Muzzleloader Range and Lethality

Consider the .44 Remington Magnum, fired out of a 6 inch vented barrel revolver. One excellent load is by Federal, P44SA, the moves a 280 grain Swift A-Frame out of the muzzle at 1170 fps. There is no dispute that this will drop any deer on the planet, quickly and efficiently, at 75 yards, so long as you put the bullet in the right place. At 75 yards, this bullet is going 1013 fps and the meaningless “kinetic energy” number so often talked about is 638 foot pounds of energy.

It hardly matters what this projectile is projected out of, whether handgun, rifle, or muzzleloader. If it impacts your target at 1013 fps, it will do the same thing and no game animal on the planet cares what kind of tube it came from.

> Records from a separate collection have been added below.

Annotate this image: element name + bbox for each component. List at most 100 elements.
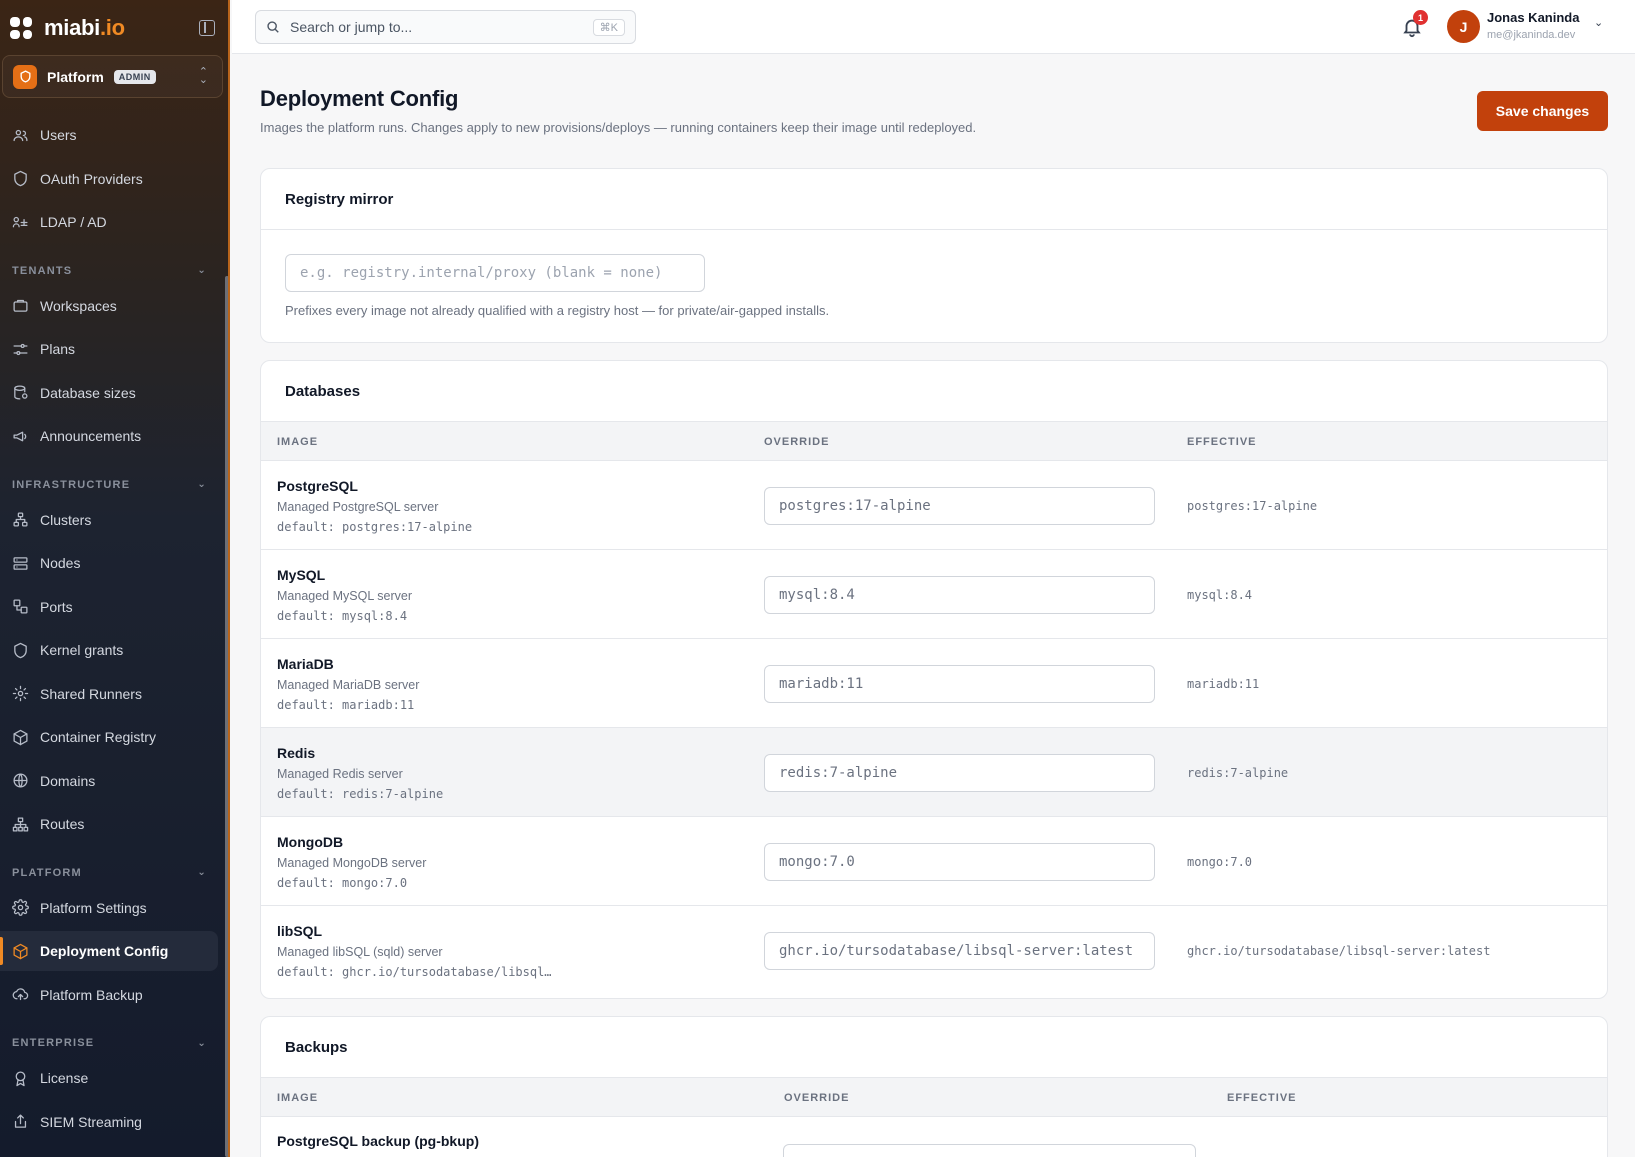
sidebar-item-users[interactable]: Users (0, 115, 218, 155)
sidebar-item-label: Platform Settings (40, 899, 147, 916)
image-description: Managed libSQL (sqld) server (277, 945, 443, 959)
section-label: ENTERPRISE (12, 1037, 95, 1049)
ldap-icon (12, 214, 29, 231)
award-icon (12, 1070, 29, 1087)
brand[interactable]: miabi.io (10, 14, 125, 42)
override-input[interactable] (764, 932, 1155, 970)
export-icon (12, 1113, 29, 1130)
role-badge: ADMIN (113, 69, 156, 84)
override-input[interactable] (764, 487, 1155, 525)
section-label: PLATFORM (12, 866, 82, 879)
chevron-down-icon[interactable]: ⌄ (197, 479, 207, 490)
registry-mirror-card: Registry mirror Prefixes every image not… (260, 168, 1608, 343)
sidebar-item-label: Users (40, 127, 77, 143)
user-name[interactable]: Jonas Kaninda (1487, 10, 1579, 25)
search-icon (267, 21, 279, 33)
table-row: MariaDB Managed MariaDB server default: ma… (261, 639, 1607, 728)
avatar[interactable]: J (1447, 10, 1480, 43)
sidebar-section-tenants[interactable]: TENANTS ⌄ (12, 265, 207, 277)
image-description: Managed MySQL server (277, 589, 413, 603)
sidebar-item-shared-runners[interactable]: Shared Runners (0, 674, 218, 714)
gear-icon (12, 899, 29, 916)
sidebar-item-label: Clusters (40, 511, 92, 528)
divider (261, 229, 1607, 230)
override-input[interactable] (764, 576, 1155, 614)
search-bar[interactable]: Search or jump to... ⌘K (255, 10, 636, 44)
sidebar-collapse-icon[interactable] (199, 20, 215, 36)
sidebar-section-enterprise[interactable]: ENTERPRISE ⌄ (12, 1037, 207, 1049)
sidebar-item-domains[interactable]: Domains (0, 761, 218, 801)
effective-image: ghcr.io/tursodatabase/libsql-server:late… (1187, 944, 1491, 958)
shield-icon (12, 642, 29, 659)
sidebar-item-clusters[interactable]: Clusters (0, 500, 218, 540)
override-input[interactable] (764, 754, 1155, 792)
image-name: MySQL (277, 567, 326, 583)
image-description: Managed PostgreSQL server (277, 500, 439, 514)
briefcase-icon (12, 297, 29, 314)
sidebar-item-label: License (40, 1070, 89, 1086)
sidebar-item-workspaces[interactable]: Workspaces (0, 286, 218, 326)
sidebar-item-label: SIEM Streaming (40, 1113, 142, 1130)
logo-icon (10, 17, 32, 39)
sidebar-section-infrastructure[interactable]: INFRASTRUCTURE ⌄ (12, 479, 207, 491)
image-name: libSQL (277, 923, 323, 939)
chevron-down-icon[interactable]: ⌄ (197, 867, 207, 878)
override-input[interactable] (764, 665, 1155, 703)
image-default: default: mongo:7.0 (277, 876, 408, 890)
sidebar-item-plans[interactable]: Plans (0, 329, 218, 369)
column-header-override: OVERRIDE (764, 436, 830, 448)
sidebar-item-label: Announcements (40, 428, 142, 444)
table-header: IMAGE OVERRIDE EFFECTIVE (261, 1077, 1607, 1117)
sidebar-item-label: Nodes (40, 555, 81, 571)
table-row: Redis Managed Redis server default: redis:… (261, 728, 1607, 817)
sidebar-item-database-sizes[interactable]: Database sizes (0, 373, 218, 413)
chevron-down-icon[interactable]: ⌄ (197, 1038, 207, 1049)
cluster-icon (12, 511, 29, 528)
chevron-up-down-icon: ⌃ ⌄ (198, 66, 208, 86)
sidebar-section-platform[interactable]: PLATFORM ⌄ (12, 867, 207, 879)
sidebar-item-routes[interactable]: Routes (0, 804, 218, 844)
card-title: Backups (285, 1039, 348, 1056)
backup-override-input[interactable] (783, 1144, 1196, 1157)
sidebar-item-label: Container Registry (40, 729, 156, 745)
search-shortcut: ⌘K (592, 18, 625, 36)
table-row: MySQL Managed MySQL server default: mysql:… (261, 550, 1607, 639)
image-default: default: ghcr.io/tursodatabase/libsql… (277, 965, 552, 979)
ports-icon (12, 598, 29, 615)
topbar: Search or jump to... ⌘K 1 J Jonas Kanind… (232, 0, 1635, 54)
server-icon (12, 555, 29, 572)
sidebar-item-label: Deployment Config (40, 943, 169, 959)
sidebar-item-announcements[interactable]: Announcements (0, 416, 218, 456)
workspace-switcher[interactable]: Platform ADMIN ⌃ ⌄ (2, 55, 223, 98)
sidebar: miabi.io Platform ADMIN ⌃ ⌄ Users OAuth Pr… (0, 0, 230, 1157)
sidebar-item-container-registry[interactable]: Container Registry (0, 717, 218, 757)
sidebar-item-license[interactable]: License (0, 1058, 218, 1098)
sidebar-item-deployment-config[interactable]: Deployment Config (0, 931, 218, 971)
sidebar-item-ports[interactable]: Ports (0, 587, 218, 627)
image-name: MongoDB (277, 834, 344, 850)
sidebar-item-kernel-grants[interactable]: Kernel grants (0, 630, 218, 670)
chevron-down-icon[interactable]: ⌄ (1594, 16, 1603, 29)
sidebar-item-platform-backup[interactable]: Platform Backup (0, 975, 218, 1015)
globe-icon (12, 772, 29, 789)
backups-card: Backups IMAGE OVERRIDE EFFECTIVE Postgre… (260, 1016, 1608, 1157)
sidebar-item-label: Database sizes (40, 384, 136, 401)
override-input[interactable] (764, 843, 1155, 881)
sidebar-item-oauth-providers[interactable]: OAuth Providers (0, 159, 218, 199)
sidebar-item-ldap-ad[interactable]: LDAP / AD (0, 202, 218, 242)
brand-name: miabi.io (44, 15, 125, 40)
chevron-down-icon[interactable]: ⌄ (197, 265, 207, 276)
section-label: TENANTS (12, 264, 73, 277)
effective-image: mysql:8.4 (1187, 588, 1253, 602)
sidebar-scrollbar[interactable] (225, 276, 228, 1157)
sidebar-item-platform-settings[interactable]: Platform Settings (0, 888, 218, 928)
sidebar-item-siem-streaming[interactable]: SIEM Streaming (0, 1102, 218, 1142)
column-header-effective: EFFECTIVE (1227, 1092, 1297, 1104)
megaphone-icon (12, 428, 29, 445)
save-changes-button[interactable]: Save changes (1477, 91, 1608, 131)
registry-mirror-input[interactable] (285, 254, 705, 292)
database-icon (12, 384, 29, 401)
sidebar-item-label: OAuth Providers (40, 170, 143, 187)
effective-image: postgres:17-alpine (1187, 499, 1318, 513)
sidebar-item-nodes[interactable]: Nodes (0, 543, 218, 583)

A Parker 300 grain Match Hunter, fired at 2125 fps, has a higher impact velocity at 550 yards than this .44 RemMag load has . . . at the muzzle. In terms of lethality, it is only shot placement, for to say that any muzzleloader or other firearm that does this is a “550 yard” gun is quite easily shown. There no dispute, it is self-explanatory. That is if lethality is what the effective range of a firearm is supposed to be, and no one has a universal definition of what constitutes a “xxx yard gun,” a hazy theory at best.

Another easy and more practical way of determining range of a gun, is what you can confidently do with a center of the body hold and pulling the trigger, with no holdover or other knob-clicking. This is along the lines of the Jack O'Connor approach to “Maximum Point Blank Range Hunting.” The kill zone of a deer is 8 – 10 inches, but field accuracy shooting off-hand or leaning against a tree is hardly the same as shooting off the bench at a stationary piece of paper at a known distance, so a “6 inch MPBR” is used, meaning your bullet will never hit higher than 3 inches above your cross-hairs, or lower than 3 inches below your cross-hairs.

Applying the “6 inch MPBR” method to the same Parker Match Hunter load, you have a 209 yard gun. The rest is a matter of your own judgment, taking into consideration ambient conditions such as wind, and animal movement. As long as you can put the bullet into a 6 inch circle with a single shot at a given range, under hunting conditions without fail, your gun is a 250 yard gun, a 350 yard gun, or a 550 yard deer gun. That's all up to you.

For a very soft shooting load, 80 grains by volume of Blackhorn 209 (56 grains weight) nets you a 170 yard 6 inch PBR load, MV about 1700 fps 15 foot instumental velocity with a 250 grain saboted bullet, ahead of the best slug gun loads available.